貴舟はその背の影に向かって歩いていき、障子戸を勢いよく開け放った。

「終わったぞ」
「うわぁっ!」

急に出てくるとは思わなかったんだろう。振り返ると目と鼻の先ぐらいの距離に現れた貴舟に、藤堂は大仰に驚いて尻餅をついてみせた。

「いいいいきなり出てくるなよ!」
「出入り口はここしかないんだからいきなりも何もないだろ。それより、いつまで尻餅ついてるつもりなんだ?」
「お、おう」

貴舟が手を差し出すと、藤堂は素直にその手をとり立ち上がる。格好悪い姿を見られたからだろうか、藤堂は多少ばつが悪そうな顔をしている。しかし立ち上がって貴舟の姿をしっかり見て目を見張ったかと思うと、今度は不服そうな表情になった。ころころとよく表情が変わるものだ。

「俺の着物…ぴったりじゃんか」

唇をとがらせながら藤堂がぼそりと言う。
貴舟は思わず自分が着ている紺地の着物を見下ろした。どうやらこの着物の持ち主は藤堂だったようだ。おそらく背格好が一番近いということで藤堂から貸し出されることになったのだろう。
肩の辺りは男女の体格の差で少しだぶついていたが、裾の長さはちょうどいい長さだった。
身長でいえば藤堂に比べ自分のほうがやや高いぐらいなのだ。

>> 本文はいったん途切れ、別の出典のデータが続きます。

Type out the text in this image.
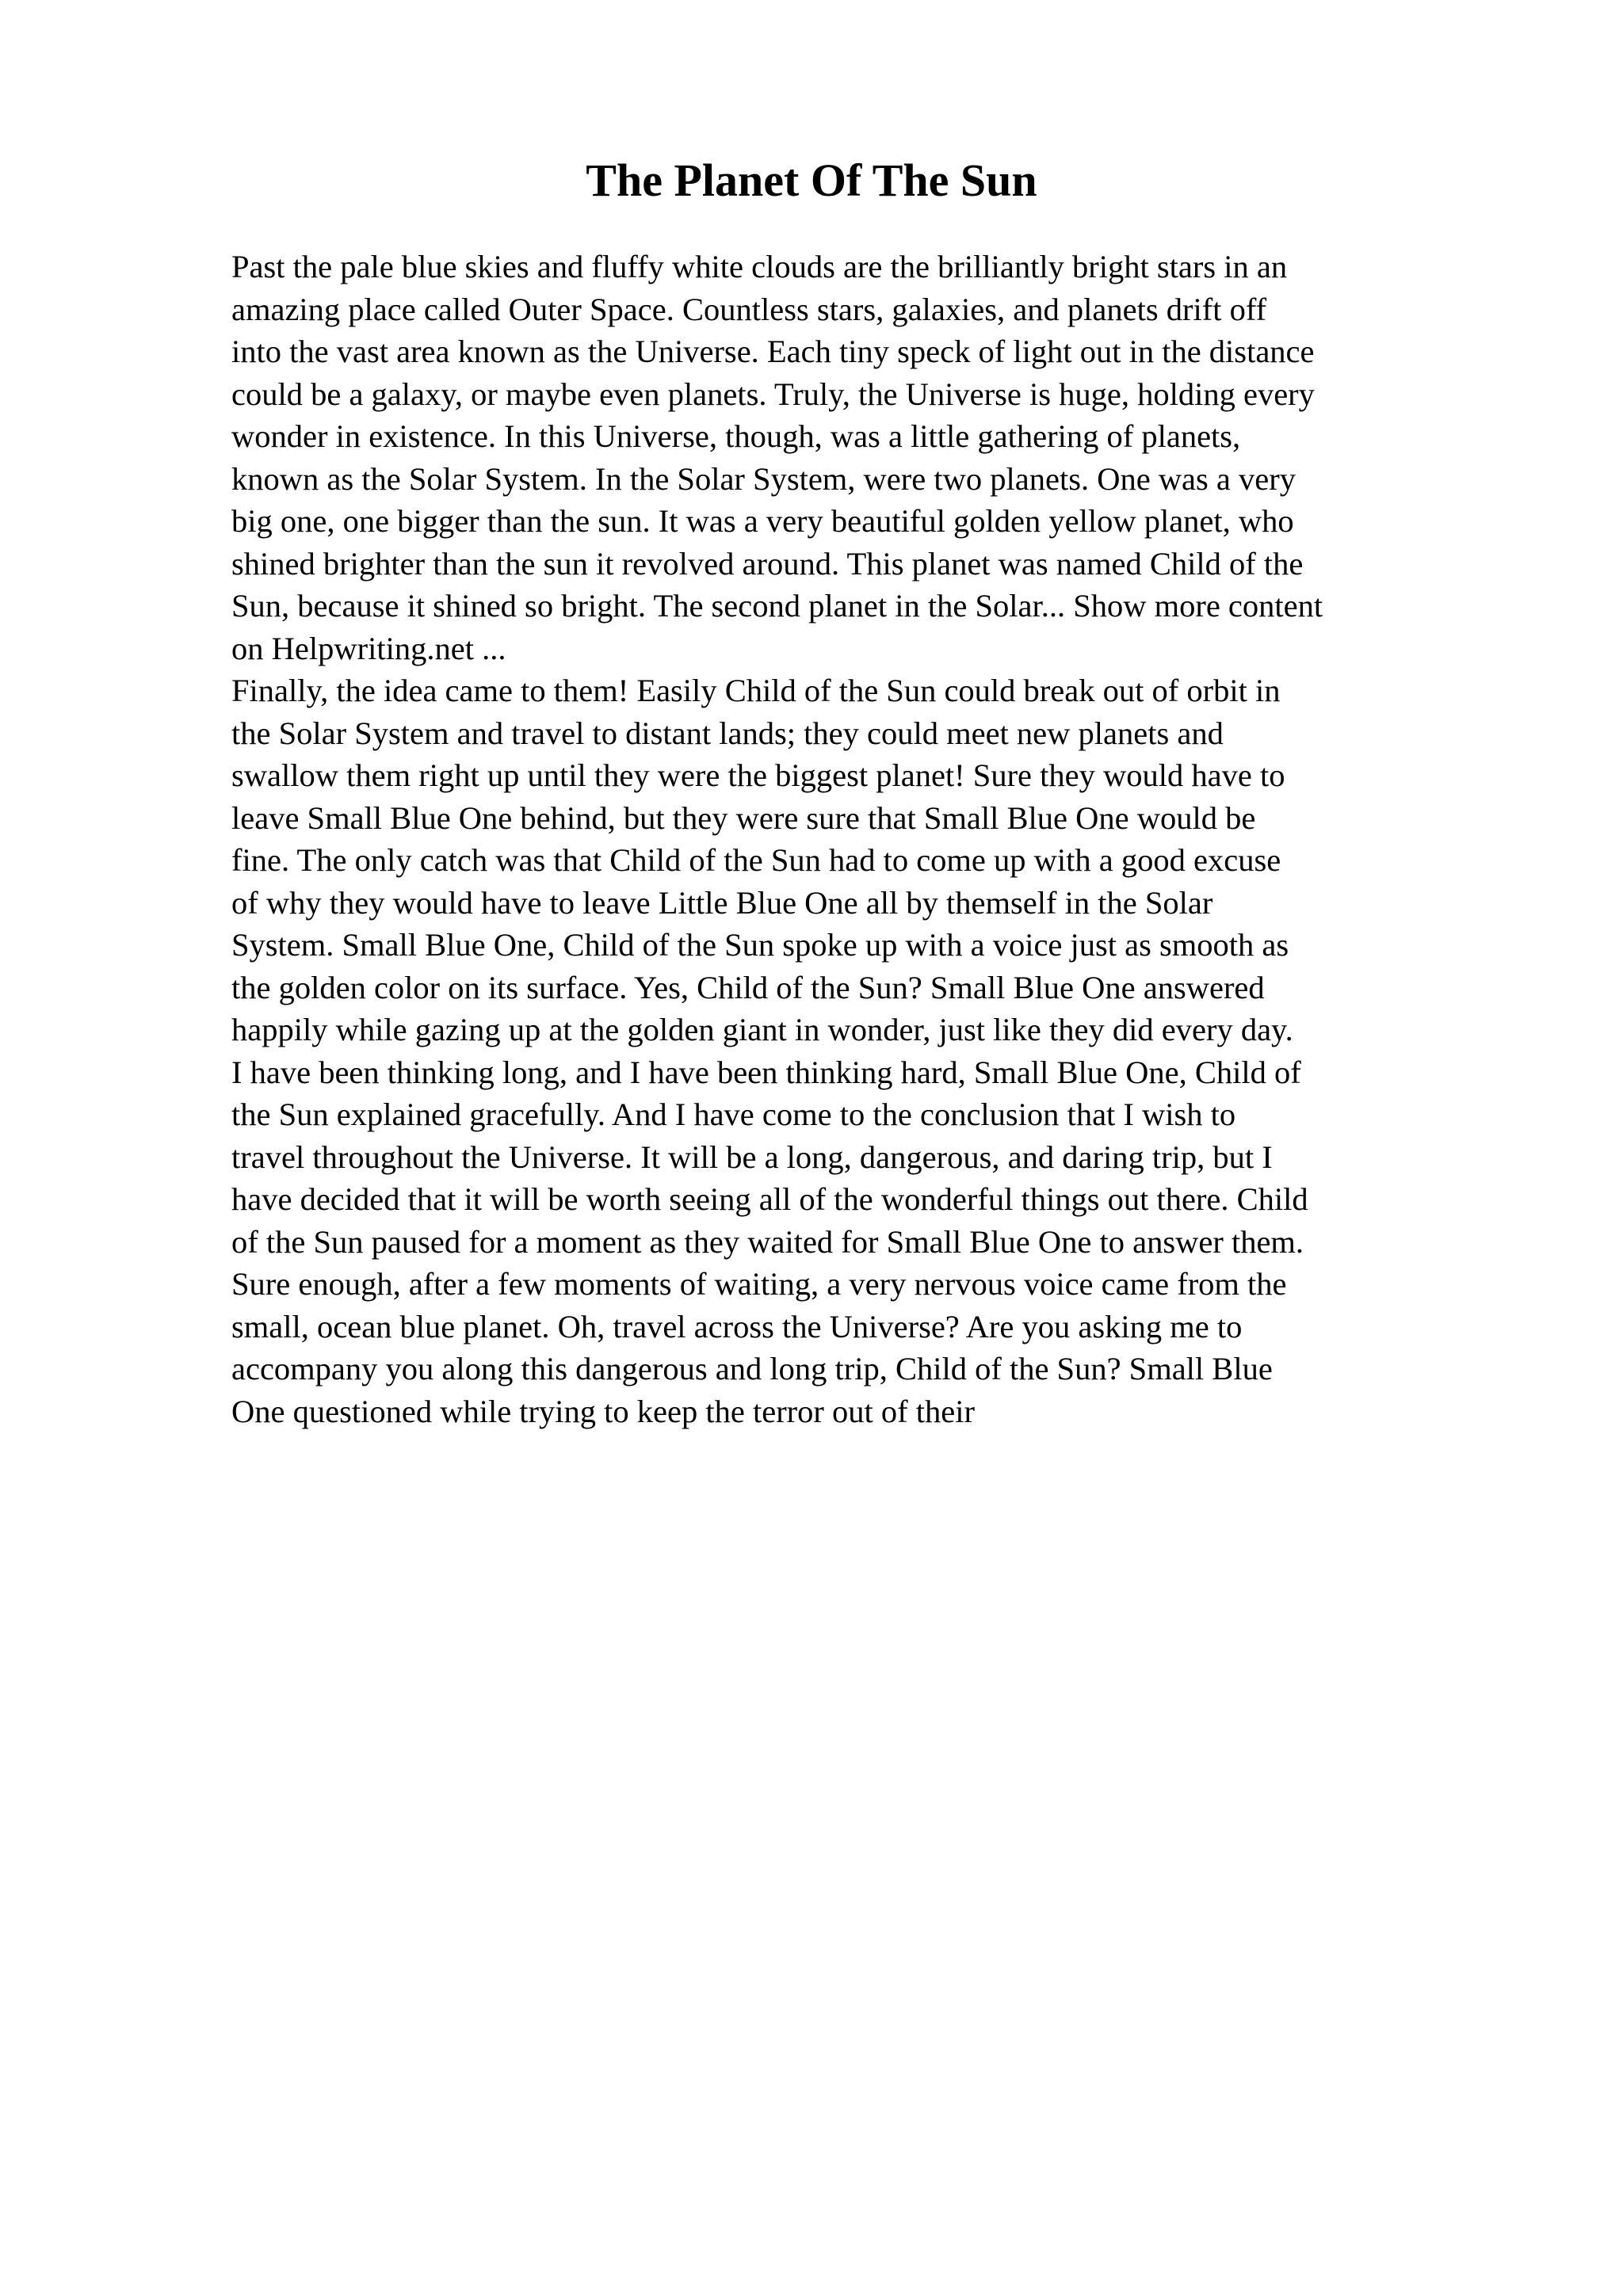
The Planet Of The Sun
Past the pale blue skies and fluffy white clouds are the brilliantly bright stars in an
amazing place called Outer Space. Countless stars, galaxies, and planets drift off
into the vast area known as the Universe. Each tiny speck of light out in the distance
could be a galaxy, or maybe even planets. Truly, the Universe is huge, holding every
wonder in existence. In this Universe, though, was a little gathering of planets,
known as the Solar System. In the Solar System, were two planets. One was a very
big one, one bigger than the sun. It was a very beautiful golden yellow planet, who
shined brighter than the sun it revolved around. This planet was named Child of the
Sun, because it shined so bright. The second planet in the Solar... Show more content
on Helpwriting.net ...
Finally, the idea came to them! Easily Child of the Sun could break out of orbit in
the Solar System and travel to distant lands; they could meet new planets and
swallow them right up until they were the biggest planet! Sure they would have to
leave Small Blue One behind, but they were sure that Small Blue One would be
fine. The only catch was that Child of the Sun had to come up with a good excuse
of why they would have to leave Little Blue One all by themself in the Solar
System. Small Blue One, Child of the Sun spoke up with a voice just as smooth as
the golden color on its surface. Yes, Child of the Sun? Small Blue One answered
happily while gazing up at the golden giant in wonder, just like they did every day.
I have been thinking long, and I have been thinking hard, Small Blue One, Child of
the Sun explained gracefully. And I have come to the conclusion that I wish to
travel throughout the Universe. It will be a long, dangerous, and daring trip, but I
have decided that it will be worth seeing all of the wonderful things out there. Child
of the Sun paused for a moment as they waited for Small Blue One to answer them.
Sure enough, after a few moments of waiting, a very nervous voice came from the
small, ocean blue planet. Oh, travel across the Universe? Are you asking me to
accompany you along this dangerous and long trip, Child of the Sun? Small Blue
One questioned while trying to keep the terror out of their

藤堂の目線も高さに合わせ自然と少し上目遣いになっている。男として女である自分に少しだとはいえ見下ろされているのが、藤堂にとってはあまり面白くないんだろう。
藤堂は貴舟の足の先から頭のてっぺんまでを見上げ、そして最後にまた視線を中央に戻して言う。

「…お前、やっぱ男なんじゃねぇか?」

は?
顎に手を添えた藤堂が凝視している視線の先をたどる。視線の先をたどって見下ろした先にあるのは、自分の胸だ。
つまり。
藤堂の言いたいことを理解するや否や、貴舟は藤堂を縁側から庭に勢いよく蹴り落とした。